The National Association of Home Builders (NAHB)/Wells Fargo Housing Market Index (HMI) for June reported that builders' confidence in the market reached the lowest point in over 25 years.

The HMI measures builders' reading of the single family real estate market in three areas: their perceptions of current sales and their expectations for the next six months on a scale ranging from poor to good and their feelings about current buyer traffic on a six point axis from very low to very high. Any score above 50 on each of the three points indicates that builders are more confident in the market than not. A combined index of the three indices is also constructed, again with any score above 50 considered positive.

All three components and the aggregate declined in June. The index measuring current sales lost two points from May's score, totaling 29. The index of perceptions for the next six months also fell two points to 39 and the index gauging current buyer traffic was down one point to 21. It was the total HMI, however, that revealed the lack of confidence builders are currently feeling. At 28 it was the lowest score since February 1991.
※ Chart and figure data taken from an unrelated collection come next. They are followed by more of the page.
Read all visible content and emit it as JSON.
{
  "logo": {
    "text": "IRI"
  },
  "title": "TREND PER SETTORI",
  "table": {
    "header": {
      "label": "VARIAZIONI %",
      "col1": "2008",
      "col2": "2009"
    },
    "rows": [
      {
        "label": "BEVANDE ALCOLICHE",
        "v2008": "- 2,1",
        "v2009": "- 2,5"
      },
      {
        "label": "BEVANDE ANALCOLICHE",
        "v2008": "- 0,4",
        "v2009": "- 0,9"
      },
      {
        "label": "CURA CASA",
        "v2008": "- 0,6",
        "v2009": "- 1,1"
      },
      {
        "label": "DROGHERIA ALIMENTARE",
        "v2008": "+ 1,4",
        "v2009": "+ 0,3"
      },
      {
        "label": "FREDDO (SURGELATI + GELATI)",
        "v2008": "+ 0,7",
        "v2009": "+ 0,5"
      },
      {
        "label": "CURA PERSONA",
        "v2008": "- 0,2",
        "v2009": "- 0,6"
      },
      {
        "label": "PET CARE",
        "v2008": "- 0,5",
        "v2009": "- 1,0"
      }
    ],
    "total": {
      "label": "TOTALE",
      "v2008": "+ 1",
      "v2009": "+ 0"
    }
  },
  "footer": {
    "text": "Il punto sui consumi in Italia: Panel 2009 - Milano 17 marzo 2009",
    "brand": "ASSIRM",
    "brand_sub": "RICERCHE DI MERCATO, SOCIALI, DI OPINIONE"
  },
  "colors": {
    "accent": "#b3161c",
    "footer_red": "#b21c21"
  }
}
NAHB President Brian Catalde said "Builders continue to report serious impacts of tighter lending standards on current home sales as well as cancellations, and they continue to trim prices and offer a variety of non-price incentives to work down sizeable inventory positions."

According to NAHB Chief Economist David Seiders, "It's clear that the crisis in the subprime sector has prompted tighter lending standards in much of the mortgage markets, and interest rates on prime-quality home mortgages have moved up considerably during the past month along with long-term Treasury rates. Homes sales most likely will erode somewhat further in the months ahead and improvements in housing starts probably will not be recorded until early next year. As a result, we expect housing to exert a drag on economic growth during the balance of 2007."

And Mr. Seiders' projections were pretty much borne out by the joint release of the U.S. Department of Housing and Urban Development/U.S. Census Department report on housing starts and building permits. While permits issued in May for all privately owned housing units were up 3 percent from the revised April rate to 1,501,000, the figure was down 21.7 percent from the revised figures for May 2006. The April to May increase did not come from permits pulled for single family houses; those were at a seasonally adjusted rate of 1,056,000, down 1.8 percent from April. Permits for projects with five or more units picked up the slack, increasing 17 percent from the previous month and were even up 1.1 percent from May 2006.

Housing starts dropped 2.1 percent from the revised April estimate of 1,506,000 units to an adjusted annual rate of 1,474,000. This is 24.2 percent lower than the revised May 2006 rate of 1,944,000 units. Single family home starts were down 3.4 percent from the previous month while projects with five or more units were started at a rate 3.8 percent higher than in April.

The inventory of permits that have been pulled but for which construction has not started increased less than 1 percent from April to May and was actually down 10.6 percent from the permit backlog one year earlier.

Regionally there was not a lot of variation in the rate of permits pulled. The Northeast had the largest negative change; -6.5 percent from the previous month while the Midwest was up 5.4 percent. When it came to housing starts, however, the West continued to fall way off of the pace, down 19.7 percent from the previous month. Both the Northeast and the Midwest recorded starts slightly in excess of 15 percent better than April levels.